Du 3 au 10 octobre 1910, elle fut déléguée au congrès CGT de Toulouse par le syndicat des ouvrières d’imprimerie de Marseille, et intervint pour demander que son syndicat puisse être « confédéré isolément » puisque la fédération du Livre et celle de la Lithographie refusaient l’adhésion des femmes. L’admission fut votée à l’unanimité. Elle fut la très active secrétaire du syndicat dans les années qui suivirent. Une note policière du 27 janvier 1912 signalait qu’elle était « une des propagandistes les plus actives des idées antimilitaristes et révolutionnaires de la bourse du travail. »
Mais son nom est surtout attaché à la troupe du Théâtre social de Marseille, dont elle fut la principale animatrice en tant qu’auteure, actrice et organisatrice. Elle créa notamment une pièce en un acte, À travers l’émancipation ouvrière, le 20 avril 1912. Elle fut condamnée à une amende le 10 mars 1913 pour avoir passé outre à l’arrêté préfectoral interdisant de représenter les pièces antimilitaristes. Dans Le Chemin de Biribi, qu’elle interpréta, on plaignait « les mères d’élever des enfants pour les envoyer aux colonies et ensuite crever à Biribi ». La pièce se terminait par ces mots : « Ni casernes, ni drapeaux ! C’est la cause de tous nos maux. »
Outre qu’elle interprétait la quasi-totalité des rôles féminins, Caroline Amblard assurait la liaison avec le conseil d’administration de la bourse du travail qui, en janvier 1913, patronnait officiellement la troupe. Cependant, certains responsables de la bourse du travail contestèrent l’utilité du Théâtre social et accusèrent Caroline Amblard d’en tirer profit . Elle s’en défendit violemment — au point d’en venir aux mains avec Fernand Pons. Le Théâtre social poursuivit ses activités jusqu’en 1914.
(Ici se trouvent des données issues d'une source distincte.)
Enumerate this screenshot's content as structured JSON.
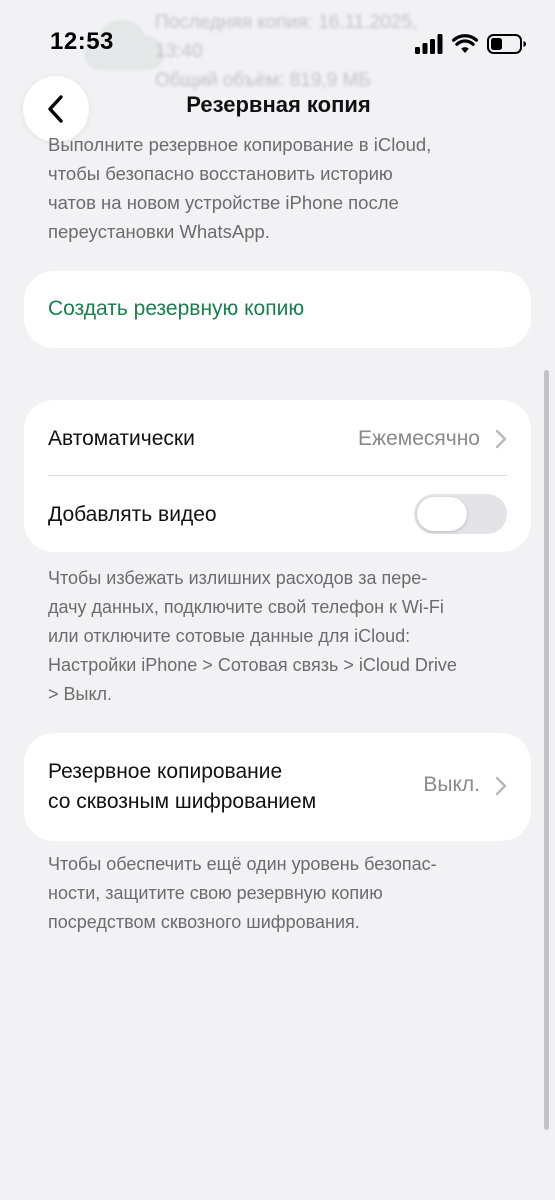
{
  "status_bar": {
    "time": "12:53",
    "icons": [
      "signal-icon",
      "wifi-icon",
      "battery-icon"
    ]
  },
  "behind": {
    "line1": "Последняя копия: 16.11.2025,",
    "line2": "13:40",
    "line3": "Общий объём: 819,9 МБ"
  },
  "nav": {
    "back_icon": "chevron-left-icon",
    "title": "Резервная копия"
  },
  "intro": {
    "line1": "Выполните резервное копирование в iCloud,",
    "line2": "чтобы безопасно восстановить историю",
    "line3": "чатов на новом устройстве iPhone после",
    "line4": "переустановки WhatsApp."
  },
  "create_backup": {
    "label": "Создать резервную копию"
  },
  "settings": {
    "auto": {
      "label": "Автоматически",
      "value": "Ежемесячно"
    },
    "video": {
      "label": "Добавлять видео",
      "toggle_on": false
    }
  },
  "note_cellular": {
    "line1": "Чтобы избежать излишних расходов за пере-",
    "line2": "дачу данных, подключите свой телефон к Wi-Fi",
    "line3": "или отключите сотовые данные для iCloud:",
    "line4": "Настройки iPhone > Сотовая связь > iCloud Drive",
    "line5": "> Выкл."
  },
  "e2e": {
    "label_line1": "Резервное копирование",
    "label_line2": "со сквозным шифрованием",
    "value": "Выкл."
  },
  "note_e2e": {
    "line1": "Чтобы обеспечить ещё один уровень безопас-",
    "line2": "ности, защитите свою резервную копию",
    "line3": "посредством сквозного шифрования."
  },
  "colors": {
    "accent_green": "#1a7f4b",
    "background": "#f2f2f4",
    "secondary_text": "#6b6b70"
  }
}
Pendant la guerre, elle se joignit aux minoritaires de la CGT. En novembre 1917, elle présida un meeting syndical contre la vie chère qui rassembla 3 000 personnes. Le 1er mai 1918, elle participa également à un meeting des minoritaires de l’UD des Bouches-du-Rhône avec Audoye et Matton, se prononçant pour la grève. Le 3 mai, elle participait à une réunion dénonçant la politique confédérale, sur une position proche de celle de Bourderon.
Caroline Amblard serait morte après 1929.
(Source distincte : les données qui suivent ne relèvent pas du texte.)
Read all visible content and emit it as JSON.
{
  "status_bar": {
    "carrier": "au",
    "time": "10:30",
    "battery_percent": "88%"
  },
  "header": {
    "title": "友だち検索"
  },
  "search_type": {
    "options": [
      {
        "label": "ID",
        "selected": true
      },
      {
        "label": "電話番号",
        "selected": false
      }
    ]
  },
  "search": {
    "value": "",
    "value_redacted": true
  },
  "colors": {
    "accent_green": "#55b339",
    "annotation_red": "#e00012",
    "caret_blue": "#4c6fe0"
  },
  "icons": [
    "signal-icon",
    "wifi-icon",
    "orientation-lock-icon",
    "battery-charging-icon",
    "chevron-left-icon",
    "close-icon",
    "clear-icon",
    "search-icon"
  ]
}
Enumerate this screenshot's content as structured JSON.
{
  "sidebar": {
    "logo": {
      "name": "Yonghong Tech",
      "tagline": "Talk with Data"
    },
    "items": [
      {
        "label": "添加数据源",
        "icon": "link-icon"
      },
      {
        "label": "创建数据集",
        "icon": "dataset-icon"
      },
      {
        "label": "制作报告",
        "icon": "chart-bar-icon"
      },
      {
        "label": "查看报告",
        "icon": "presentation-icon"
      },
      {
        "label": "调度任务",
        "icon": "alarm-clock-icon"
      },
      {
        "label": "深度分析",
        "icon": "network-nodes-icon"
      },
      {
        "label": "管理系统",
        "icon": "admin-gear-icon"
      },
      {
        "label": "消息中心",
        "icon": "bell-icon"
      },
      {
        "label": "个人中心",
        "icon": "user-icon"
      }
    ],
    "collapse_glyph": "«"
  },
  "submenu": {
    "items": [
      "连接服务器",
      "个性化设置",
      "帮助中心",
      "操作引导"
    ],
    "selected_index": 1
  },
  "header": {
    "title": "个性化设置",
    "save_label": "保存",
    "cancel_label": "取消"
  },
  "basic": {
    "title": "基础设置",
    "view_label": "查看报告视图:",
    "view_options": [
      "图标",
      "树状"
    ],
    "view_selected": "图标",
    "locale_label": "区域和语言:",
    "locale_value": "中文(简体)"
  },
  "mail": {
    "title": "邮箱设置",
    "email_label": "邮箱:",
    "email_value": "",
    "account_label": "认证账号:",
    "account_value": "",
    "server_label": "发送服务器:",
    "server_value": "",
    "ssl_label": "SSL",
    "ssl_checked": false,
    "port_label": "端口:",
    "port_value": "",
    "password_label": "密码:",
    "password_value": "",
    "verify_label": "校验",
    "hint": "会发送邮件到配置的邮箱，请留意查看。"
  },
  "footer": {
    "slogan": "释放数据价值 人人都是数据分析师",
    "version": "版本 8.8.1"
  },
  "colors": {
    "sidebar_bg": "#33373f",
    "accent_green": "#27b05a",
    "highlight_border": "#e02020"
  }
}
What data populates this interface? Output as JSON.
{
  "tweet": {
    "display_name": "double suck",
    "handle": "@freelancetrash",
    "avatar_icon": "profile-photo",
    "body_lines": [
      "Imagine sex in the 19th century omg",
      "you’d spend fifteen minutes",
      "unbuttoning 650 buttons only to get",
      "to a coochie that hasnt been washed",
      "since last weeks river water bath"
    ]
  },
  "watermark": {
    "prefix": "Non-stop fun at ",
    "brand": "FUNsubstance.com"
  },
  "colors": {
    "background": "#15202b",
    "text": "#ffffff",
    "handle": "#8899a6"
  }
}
ŒUVRE : Chansons, poèmes, comme Logique d’enfant et Mère et Fille dans L’Ouvrier syndiqué du 1er mai et du 1er décembre 1912. — À travers l’émancipation ouvrière, pièce en un acte résumée dans un rapport de police (M 6/3851, 21 avril 1912).
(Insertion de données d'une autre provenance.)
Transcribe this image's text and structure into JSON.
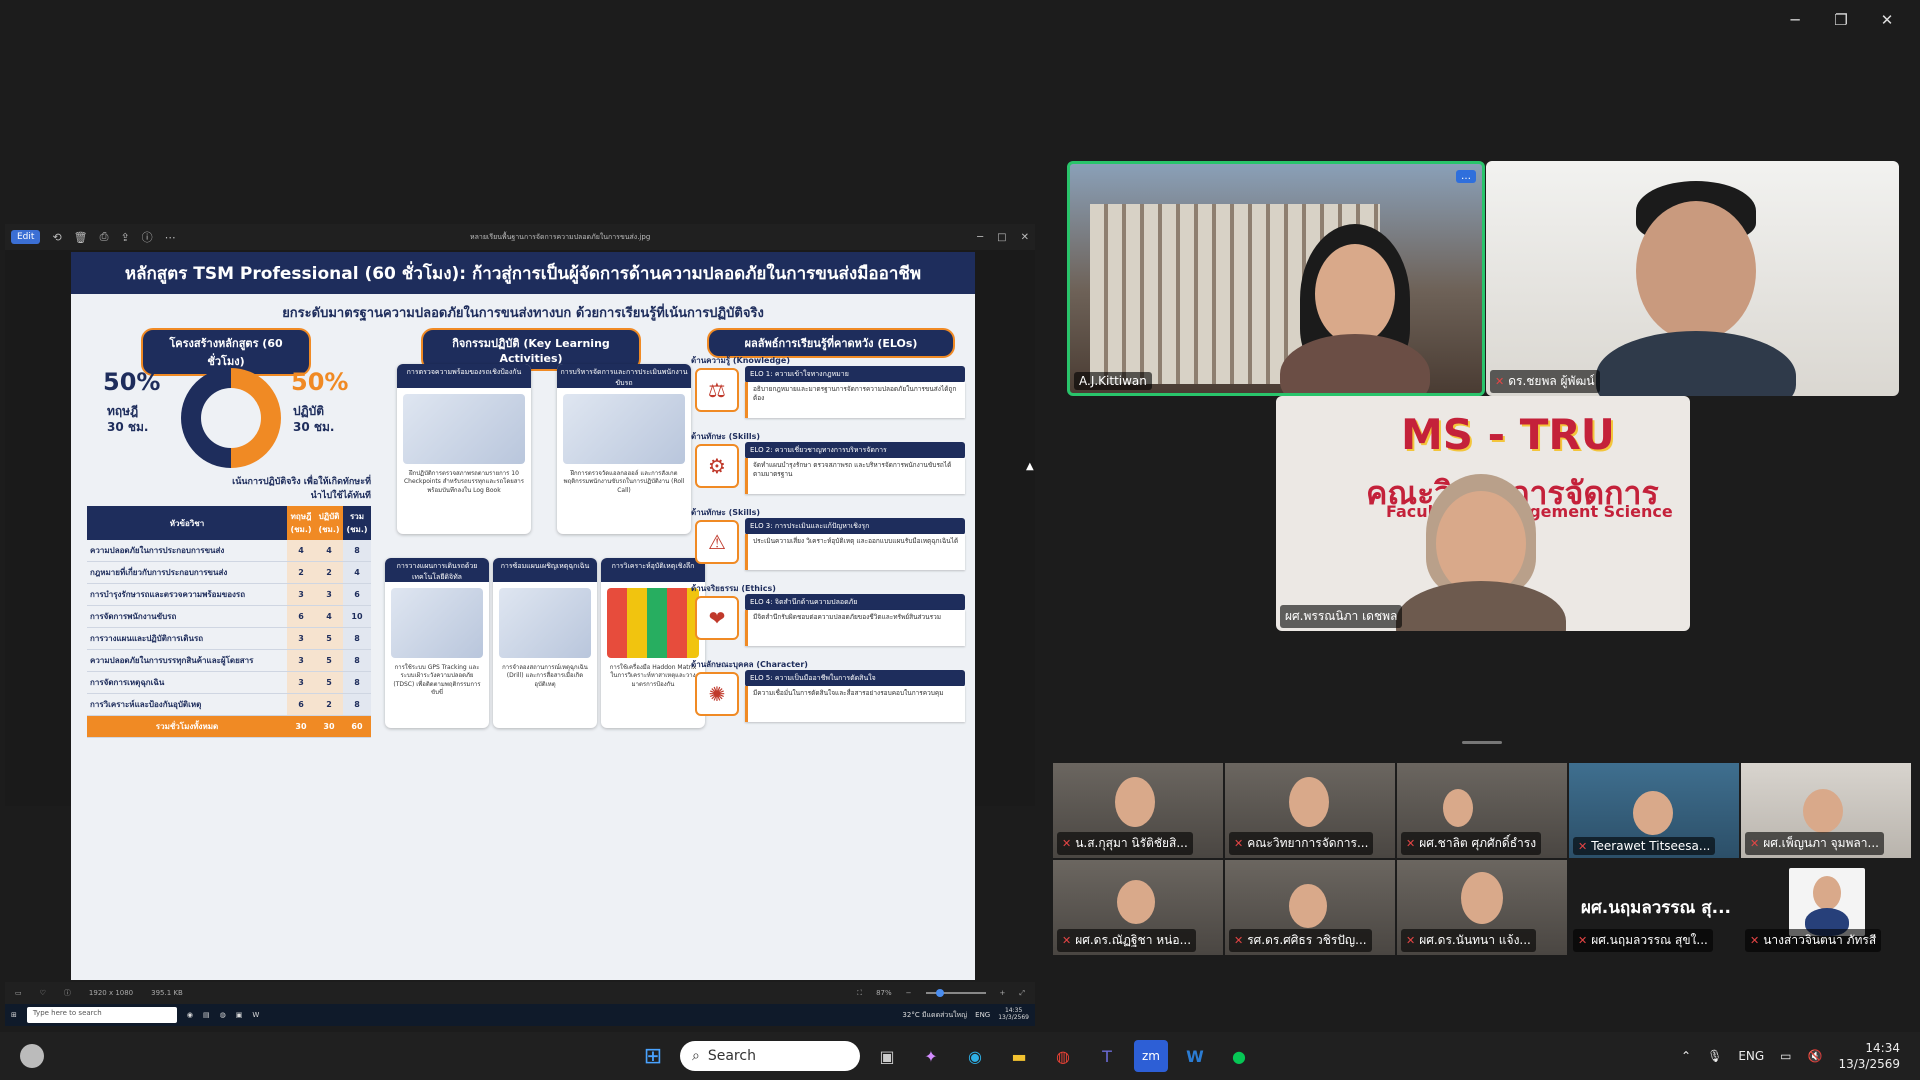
{
  "window": {
    "minimize": "─",
    "restore": "❐",
    "close": "✕"
  },
  "viewer": {
    "edit": "Edit",
    "filename": "หลายเรียนพื้นฐานการจัดการความปลอดภัยในการขนส่ง.jpg",
    "footer_dims": "1920 x 1080",
    "footer_size": "395.1 KB",
    "zoom": "87%"
  },
  "poster": {
    "title": "หลักสูตร TSM Professional (60 ชั่วโมง): ก้าวสู่การเป็นผู้จัดการด้านความปลอดภัยในการขนส่งมืออาชีพ",
    "subtitle": "ยกระดับมาตรฐานความปลอดภัยในการขนส่งทางบก ด้วยการเรียนรู้ที่เน้นการปฏิบัติจริง",
    "col1_head": "โครงสร้างหลักสูตร (60 ชั่วโมง)",
    "theory_pct": "50%",
    "theory_label": "ทฤษฎี",
    "theory_hours": "30 ชม.",
    "practice_pct": "50%",
    "practice_label": "ปฏิบัติ",
    "practice_hours": "30 ชม.",
    "focus": "เน้นการปฏิบัติจริง เพื่อให้เกิดทักษะที่นำไปใช้ได้ทันที",
    "table_head": [
      "หัวข้อวิชา",
      "ทฤษฎี (ชม.)",
      "ปฏิบัติ (ชม.)",
      "รวม (ชม.)"
    ],
    "rows": [
      {
        "subject": "ความปลอดภัยในการประกอบการขนส่ง",
        "t": "4",
        "p": "4",
        "s": "8"
      },
      {
        "subject": "กฎหมายที่เกี่ยวกับการประกอบการขนส่ง",
        "t": "2",
        "p": "2",
        "s": "4"
      },
      {
        "subject": "การบำรุงรักษารถและตรวจความพร้อมของรถ",
        "t": "3",
        "p": "3",
        "s": "6"
      },
      {
        "subject": "การจัดการพนักงานขับรถ",
        "t": "6",
        "p": "4",
        "s": "10"
      },
      {
        "subject": "การวางแผนและปฏิบัติการเดินรถ",
        "t": "3",
        "p": "5",
        "s": "8"
      },
      {
        "subject": "ความปลอดภัยในการบรรทุกสินค้าและผู้โดยสาร",
        "t": "3",
        "p": "5",
        "s": "8"
      },
      {
        "subject": "การจัดการเหตุฉุกเฉิน",
        "t": "3",
        "p": "5",
        "s": "8"
      },
      {
        "subject": "การวิเคราะห์และป้องกันอุบัติเหตุ",
        "t": "6",
        "p": "2",
        "s": "8"
      }
    ],
    "total": {
      "label": "รวมชั่วโมงทั้งหมด",
      "t": "30",
      "p": "30",
      "s": "60"
    },
    "col2_head": "กิจกรรมปฏิบัติ (Key Learning Activities)",
    "cards": [
      {
        "head": "การตรวจความพร้อมของรถเชิงป้องกัน",
        "body": "ฝึกปฏิบัติการตรวจสภาพรถตามรายการ 10 Checkpoints สำหรับรถบรรทุกและรถโดยสาร พร้อมบันทึกลงใน Log Book"
      },
      {
        "head": "การบริหารจัดการและการประเมินพนักงานขับรถ",
        "body": "ฝึกการตรวจวัดแอลกอฮอล์ และการสังเกตพฤติกรรมพนักงานขับรถในการปฏิบัติงาน (Roll Call)"
      },
      {
        "head": "การวางแผนการเดินรถด้วยเทคโนโลยีดิจิทัล",
        "body": "การใช้ระบบ GPS Tracking และระบบเฝ้าระวังความปลอดภัย (TDSC) เพื่อติดตามพฤติกรรมการขับขี่"
      },
      {
        "head": "การซ้อมแผนเผชิญเหตุฉุกเฉิน",
        "body": "การจำลองสถานการณ์เหตุฉุกเฉิน (Drill) และการสื่อสารเมื่อเกิดอุบัติเหตุ"
      },
      {
        "head": "การวิเคราะห์อุบัติเหตุเชิงลึก",
        "body": "การใช้เครื่องมือ Haddon Matrix ในการวิเคราะห์หาสาเหตุและวางมาตรการป้องกัน"
      }
    ],
    "col3_head": "ผลลัพธ์การเรียนรู้ที่คาดหวัง (ELOs)",
    "elos": [
      {
        "section": "ด้านความรู้ (Knowledge)",
        "title": "ELO 1: ความเข้าใจทางกฎหมาย",
        "body": "อธิบายกฎหมายและมาตรฐานการจัดการความปลอดภัยในการขนส่งได้ถูกต้อง"
      },
      {
        "section": "ด้านทักษะ (Skills)",
        "title": "ELO 2: ความเชี่ยวชาญทางการบริหารจัดการ",
        "body": "จัดทำแผนบำรุงรักษา ตรวจสภาพรถ และบริหารจัดการพนักงานขับรถได้ตามมาตรฐาน"
      },
      {
        "section": "ด้านทักษะ (Skills)",
        "title": "ELO 3: การประเมินและแก้ปัญหาเชิงรุก",
        "body": "ประเมินความเสี่ยง วิเคราะห์อุบัติเหตุ และออกแบบแผนรับมือเหตุฉุกเฉินได้"
      },
      {
        "section": "ด้านจริยธรรม (Ethics)",
        "title": "ELO 4: จิตสำนึกด้านความปลอดภัย",
        "body": "มีจิตสำนึกรับผิดชอบต่อความปลอดภัยของชีวิตและทรัพย์สินส่วนรวม"
      },
      {
        "section": "ด้านลักษณะบุคคล (Character)",
        "title": "ELO 5: ความเป็นมืออาชีพในการตัดสินใจ",
        "body": "มีความเชื่อมั่นในการตัดสินใจและสื่อสารอย่างรอบคอบในการควบคุม"
      }
    ]
  },
  "remote_taskbar": {
    "search": "Type here to search",
    "weather": "32°C มีแดดส่วนใหญ่",
    "lang": "ENG",
    "time": "14:35",
    "date": "13/3/2569"
  },
  "participants_main": [
    {
      "name": "A.J.Kittiwan"
    },
    {
      "name": "ดร.ชยพล ผู้พัฒน์"
    },
    {
      "name": "ผศ.พรรณนิภา เดชพล"
    }
  ],
  "tile_more": "…",
  "logo": {
    "line1": "MS - TRU",
    "line2": "คณะวิทยาการจัดการ",
    "line3": "Faculty of Management Science"
  },
  "gallery": [
    {
      "name": "น.ส.กุสุมา นิรัติชัยสิ..."
    },
    {
      "name": "คณะวิทยาการจัดการ..."
    },
    {
      "name": "ผศ.ชาลิต ศุภศักดิ์ธำรง"
    },
    {
      "name": "Teerawet Titseesa..."
    },
    {
      "name": "ผศ.เพ็ญนภา จุมพลา..."
    },
    {
      "name": "ผศ.ดร.ณัฏฐิชา หน่อ..."
    },
    {
      "name": "รศ.ดร.ศศิธร วชิรปัญ..."
    },
    {
      "name": "ผศ.ดร.นันทนา แจ้ง..."
    },
    {
      "name": "ผศ.นฤมลวรรณ สุขใ..."
    },
    {
      "name": "นางสาวจินตนา ภัทรสี"
    }
  ],
  "gallery_big_text": "ผศ.นฤมลวรรณ สุ...",
  "taskbar": {
    "search": "Search",
    "lang": "ENG",
    "time": "14:34",
    "date": "13/3/2569"
  }
}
SOURCES : Arch. Dép. Bouches-du-Rhône, M 6/3412, 3851 (rapport de police du 8 décembre 1912), 3860, 10810, 10826, 10827 — Le Petit Provençal, des 14 novembre 1917, 26 avril, 2 et 4 mai 1918 — L’Ouvrier syndiqué des 1er novembre 1911, 1er mai et 1er décembre 1912, 1er juillet 1913 — Patrick Barrau et René Bianco, « Un essai de culture ouvrière : le Théâtre social, 1900-1914 », CIRA-Marseille, 1976 — René Bianco, « Le Mouvement anarchiste à Marseille et dans les Bouches-du-Rhône de 1880 à 1914 », Thèse de IIIe cycle, université d’Aix-en-Provence, 1977 — René Bianco « Cent ans de presse... », op. cit.